Microsoft and Nokia, archrivals in the mobile phone operating-system space, are partnering on a Unified Threat Management security appliance, sources familiar with the companies' plans said.
According to documents viewed by CRN, the companies plan to offer a UTM appliance that would act as a gateway for secure VPN access to network-based applications from remote locations or mobile devices such as smart phones, according to source familiar with the vendors’ plans.
For example, the appliance would monitor e-mail, Web and application traffic between a company’s internal network and the Internet to detect, block and prevent various security threats, the sources said, adding that the product would support Microsoft and non-Microsoft environments.
The planned product would be a special-purpose, integrated software and hardware package with a unified management framework, the sources said. It’s designed to eliminate the need for customers to install and support multiple products to defend against Internet-based attacks.
Plans call for the appliance to be targeted at companies with 100 to 1,000 employees and carry a price of $2,500 to $4,500, sources said. It would support 100 Mbit-per-second bandwidth to external networks and more than 100 VPN connections.
Solution providers said such a security appliance would be a universal VPN solution.
"They are attempting to compete in the space with what is being termed a universal VPN," said Phil Ernst, president and CTO of Convergence Technology Consulting, Bowie, Md. "Citrix introduced this with Citrix Access Gateway, which was the Net6 product."
The planned appliance is designed to be easy to install and maintain and would use Microsoft security technology to integrate with Windows Active Directory and Exchange, sources said. The product also would employ Nokia hardware and other Nokia technology to work well in non-Microsoft environments or mixed environments.
In September, Nokia launched a software solution called Nokia Business Center that delivers business applications and mobile e-mail to smart phones and business-optimized mobile devices.
Mirosoft and Nokia are in discussions with partners about the viability of such security appliance, so it’s unclear when--and if--the product would go to market. Still, such an offering would help Microsoft compete in the hot security market plus give partners a familiar Windows-based tool to use, even though it could be a tough sell, solution providers say.
"Nokia has substantial experience in marketing hardware security appliances that use software from partners such as Check Point.

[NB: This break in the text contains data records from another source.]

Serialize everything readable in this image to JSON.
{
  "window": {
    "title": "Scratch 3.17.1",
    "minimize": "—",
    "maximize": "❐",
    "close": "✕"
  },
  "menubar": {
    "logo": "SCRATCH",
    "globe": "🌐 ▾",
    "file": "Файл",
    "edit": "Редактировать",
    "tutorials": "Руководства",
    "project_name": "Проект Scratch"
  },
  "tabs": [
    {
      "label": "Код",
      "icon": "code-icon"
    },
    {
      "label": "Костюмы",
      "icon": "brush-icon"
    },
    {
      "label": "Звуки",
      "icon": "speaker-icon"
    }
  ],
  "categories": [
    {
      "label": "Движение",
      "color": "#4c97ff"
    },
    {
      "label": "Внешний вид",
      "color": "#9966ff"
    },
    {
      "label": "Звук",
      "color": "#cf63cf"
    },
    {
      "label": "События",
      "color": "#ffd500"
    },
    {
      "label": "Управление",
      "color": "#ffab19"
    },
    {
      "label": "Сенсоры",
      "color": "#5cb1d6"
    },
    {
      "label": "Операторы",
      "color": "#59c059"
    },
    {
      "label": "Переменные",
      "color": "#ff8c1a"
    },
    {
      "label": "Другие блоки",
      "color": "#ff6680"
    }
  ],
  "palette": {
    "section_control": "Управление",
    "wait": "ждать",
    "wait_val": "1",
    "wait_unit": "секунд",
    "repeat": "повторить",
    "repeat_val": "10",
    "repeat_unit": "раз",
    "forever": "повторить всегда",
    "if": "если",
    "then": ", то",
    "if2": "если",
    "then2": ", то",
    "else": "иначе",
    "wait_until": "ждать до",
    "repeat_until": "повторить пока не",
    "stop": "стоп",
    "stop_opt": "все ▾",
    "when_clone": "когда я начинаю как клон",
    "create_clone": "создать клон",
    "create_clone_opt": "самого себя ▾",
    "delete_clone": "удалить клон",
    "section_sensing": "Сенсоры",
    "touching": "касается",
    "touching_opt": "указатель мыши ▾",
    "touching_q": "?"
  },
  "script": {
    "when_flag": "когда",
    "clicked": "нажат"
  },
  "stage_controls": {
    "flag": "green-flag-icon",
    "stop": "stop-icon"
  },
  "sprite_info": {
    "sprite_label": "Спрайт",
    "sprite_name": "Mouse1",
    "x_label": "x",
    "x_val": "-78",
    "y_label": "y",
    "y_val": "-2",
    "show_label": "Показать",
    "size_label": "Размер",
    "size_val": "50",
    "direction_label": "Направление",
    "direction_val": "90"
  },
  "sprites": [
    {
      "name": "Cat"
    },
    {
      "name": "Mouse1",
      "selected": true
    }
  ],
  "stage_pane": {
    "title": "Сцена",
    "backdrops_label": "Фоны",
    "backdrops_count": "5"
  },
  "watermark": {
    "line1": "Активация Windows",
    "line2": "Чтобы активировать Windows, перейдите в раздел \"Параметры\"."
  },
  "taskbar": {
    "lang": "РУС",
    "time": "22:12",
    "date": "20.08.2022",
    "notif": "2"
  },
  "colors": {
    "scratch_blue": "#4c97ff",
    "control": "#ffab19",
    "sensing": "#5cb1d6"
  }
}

However, these appliances have traditionally been Unix-based," said Alex Zaltsman, managing director at Exigent, Morristown, N.J. "A VPN and network monitoring appliance that runs Microsoft's operating system is a good idea but may lead to some level of pushback from security-conscious administrators who typically prefer to separate those two functions."
"If they stick with the UTM functionality without VPN, I think it could be a great product," Zaltsman added. "It may be a hit with Windows administrators, who are already familiar with the user interface of Windows software.”
Some partners expressed surprise that Microsoft is collaborating on the appliance with Nokia, a competitor in the mobile OS arena.
"An appliance would be a good thing, basically a special-purpose firewall with more features," said Robert Tedesco, CTO of Resolute, a Microsoft Business Solutions partner in Bellevue, Wash. "For some customers, the only way to get sick is from the network. This would be good, but Nokia and Microsoft have not been the best of friends over phone OS wars.
Simon Chan, director of business development at Iteration2, an Irvine, Calif.-based solution provider, said he expects Microsoft and Nokia to remain fierce rivals on the mobile phone front. He also noted that Microsoft is pairing with rivals in several other markets.
"It's interesting that Nokia and Microsoft are teaming together, but not surprising anymore with Microsoft working with RIM and Palm," Chan said. "It would help Nokia in getting a foothold in that enterprise e-mail market, where Exchange obviously is the leader. It shows how Microsoft's different product groups really are very independent organizations.”